A hacker known as “Rey,” who is associated with the HellCat ransomware group, has claimed responsibility for the breach. The hacker alleges they maintained access to Orange’s systems for over a month before extracting data over a three-hour period without being detected. According to Rey, an attempt was made to extort the company, but when Orange did not respond, the stolen data was leaked on a hacker forum. Rey told that the breach was not part of a HellCat ransomware operation. However, the hacker is a known member of the group, which has previously been linked to cyberattacks on other organisations.
Hacker publishes stolen data after extortion attempt fails
The compromised data primarily concerns Orange Romania and includes approximately 380,000 unique email addresses, internal company documents, and customer information. Samples of the stolen data contain email addresses belonging to current and former employees, partners, and contractors. The leak also includes source code, invoices, contracts, and partial payment card details linked to Romanian customers.
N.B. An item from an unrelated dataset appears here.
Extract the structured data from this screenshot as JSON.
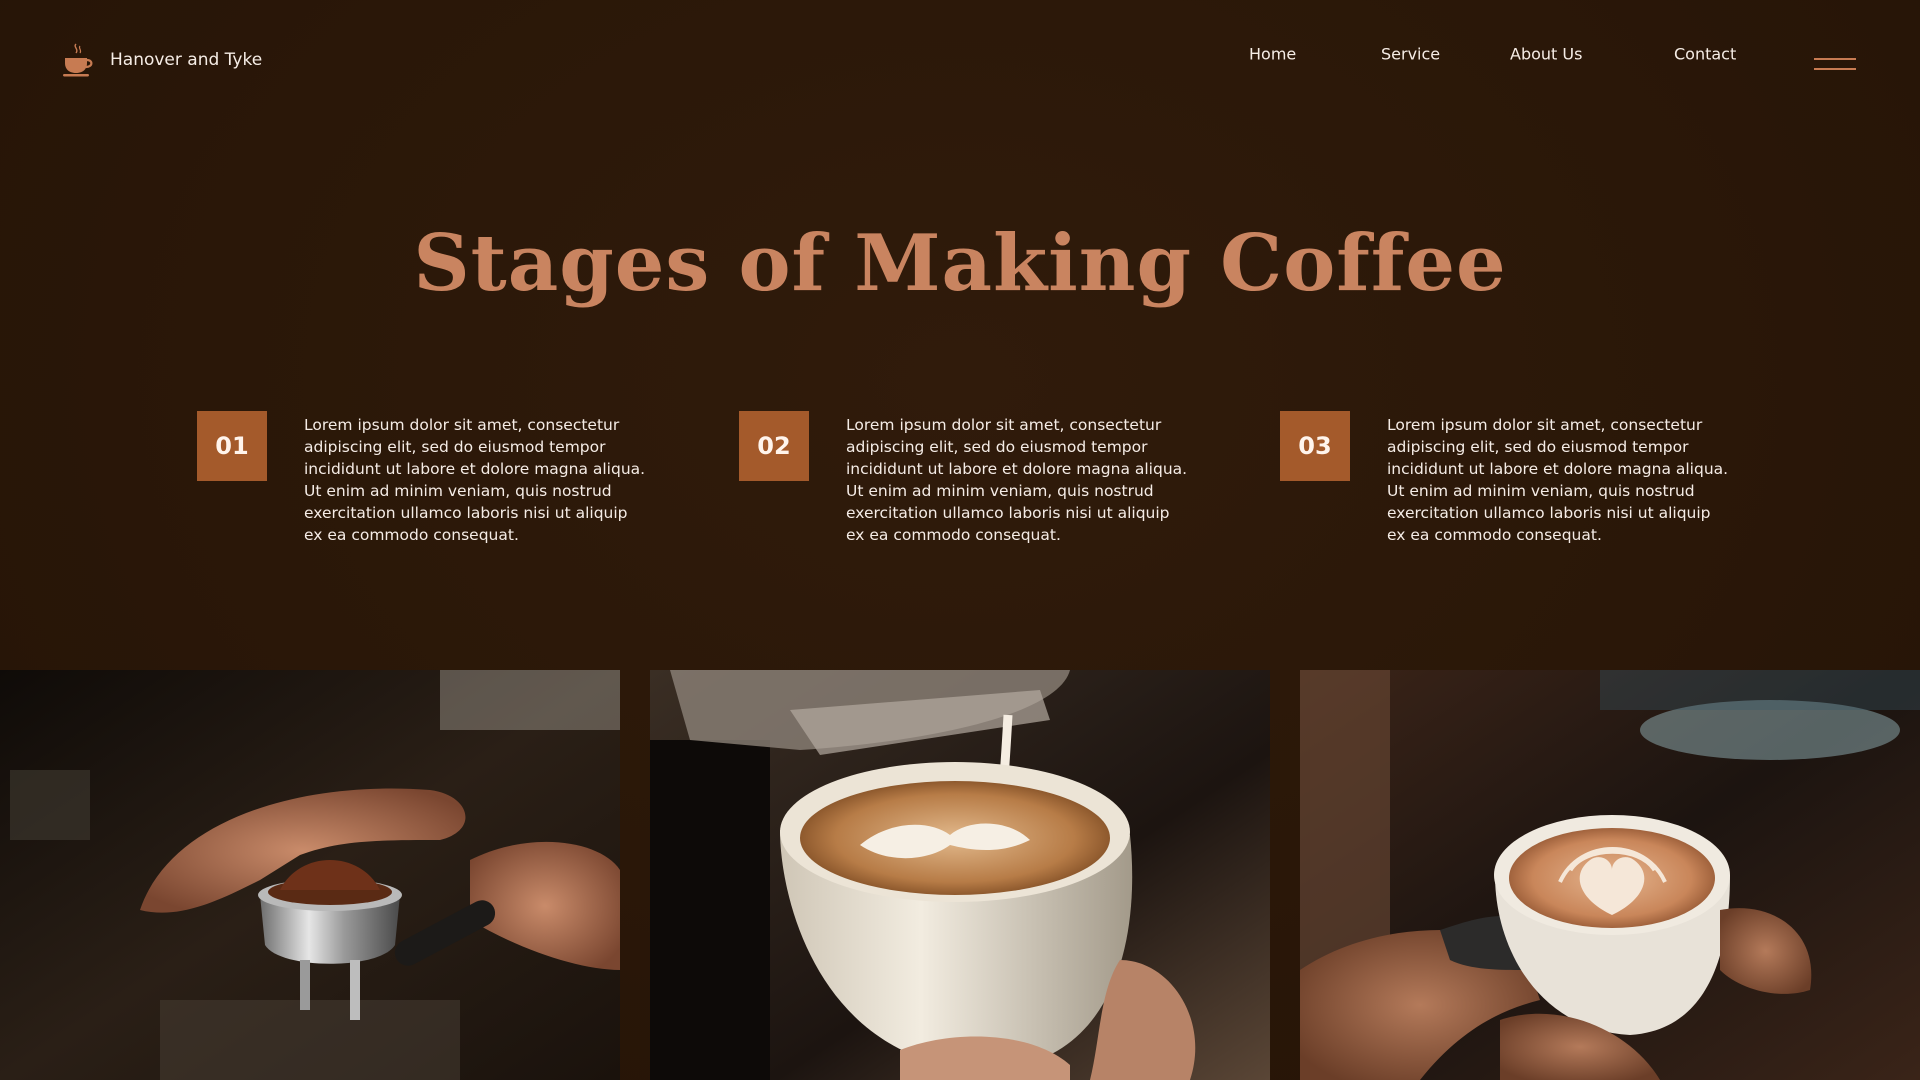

Some of the data appears to be outdated. Certain email addresses belong to individuals who have not been affiliated with Orange Romania for more than five years, and many of the exposed payment card details have already expired. Additionally, customer records from Yoxo, Orange’s contract-free subscription service, were included in the breach.
Rey claims that access to Orange’s systems was obtained through a combination of compromised credentials and vulnerabilities in Jira, the company’s issue-tracking software. Internal portals were also targeted as part of the attack. The hacker stated that a ransom note was left on the compromised system, but the company did not engage in any negotiations.
In response to inquiries, Orange confirmed the cyberattack and provided assurances that it was taking action to address the breach. “Orange can confirm that our operations in Romania have been the target of a cyberattack,” a company spokesperson said. “We took immediate action, and our top priority remains protecting the data and interests of our employees, customers, and partners. There has been no impact on customers’ operations, and the breach was found to occur on a non-critical back-office application.” The company added that it is complying with legal obligations related to the breach and is cooperating with relevant authorities.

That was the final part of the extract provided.